The measure is expected to cost the restaurant industry tens if not hundreds of millions in additional overtime pay and prompt some operators to turn supervisory positions into hourly jobs.
The new threshold would take effect Jan. 1.
Despite its anticipated impact, the new trigger exempting salaried employees from time-and-a-half pay will still be less of a blow to employers than the $47,476 threshold that had been proposed by the Obama administration. Adoption of that standard was halted by the U.S. District Court for Eastern Texas in November 2016, and a federal appeals court affirmed the stay about a year later.
Since then, the Department of Labor (DOL) has enforced the old standard, set in 2004, while collecting comments about how much the trigger level should be raised.

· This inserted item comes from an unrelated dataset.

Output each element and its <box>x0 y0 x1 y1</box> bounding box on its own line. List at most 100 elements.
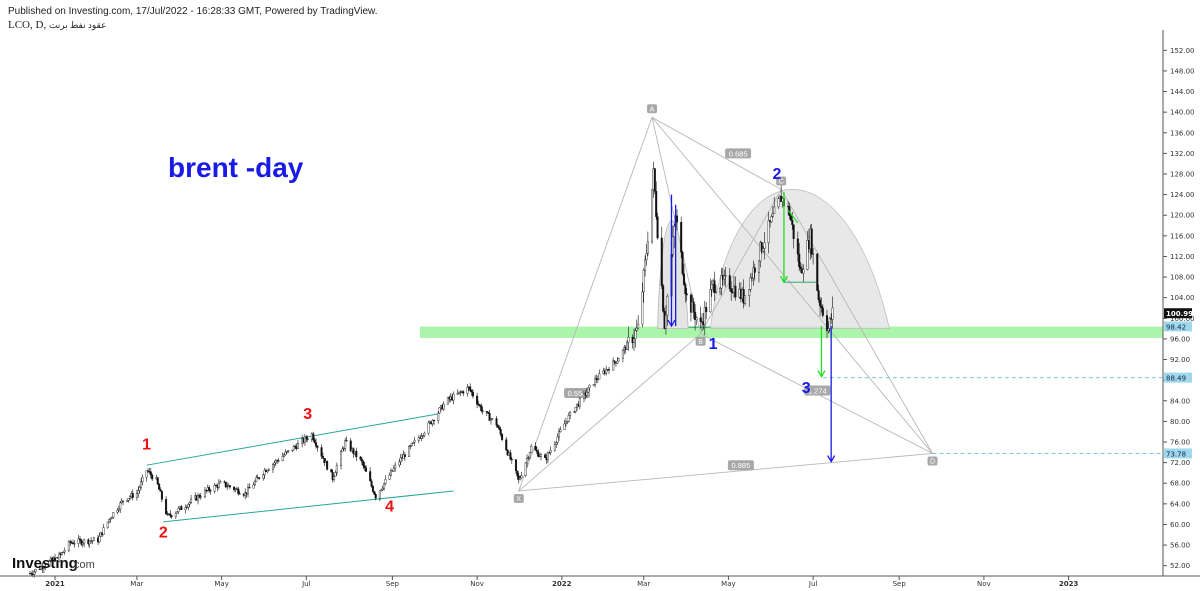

“At my confirmation hearings, I committed to an update of the 2004 overtime threshold, and today’s proposal would bring common sense, consistency and higher wages to working Americans,” said DOL Secretary Alexander Acosta.
The proposal does not call for a so-called duties test, or basing a salaried employee’s entitlement to overtime pay on the nature of the work they do. Under that arrangement, restaurant managers could have been entitled to overtime pay regardless of their compensation for work that was not managerial or administrative in nature. Duties tests have been opposed by the restaurant industry because of the complications they would pose in record-keeping and classifying duties within a typical establishment.
Nor does the proposal call for adjusting the figure in the future to reflect increases in the cost of living, as some had suggested.
"The Department of Labor’s revisions to the rule reflect a thoughtful review process including a Request For Information and a nationwide series of listening sessions allowing the regulated community and stakeholders to offer input on this important federal regulation," Shannon Meade, VP of public policy and legal advocacy for the National Restaurant Association, said in a statement. "The National Restaurant Association supports the Department’s common sense approach to salary increases and the absence of a provision for automatic adjustments. We are continuing to review the proposed rule and will provide a more in-depth analysis in the days to come.”
A similar assessment was offered by the International Franchise Association. Said Matt Haller, SVP of government relations and public policy: “The IFA commends the Department of Labor for issuing a sensible approach to expand overtime eligibility. This move gives business owners across the country the clarity and certainty needed to plan for their future, and many employees more money in their pocketbook. We look forward to supporting DOL to see that this rule moves forward as swiftly as possible.”
DOL will accept public comments on its proposal for 60 days before issuing a final new rule.
Correction:An earlier version of this story gave the threshold amount as $33,308, when in fact the figure is $35,308.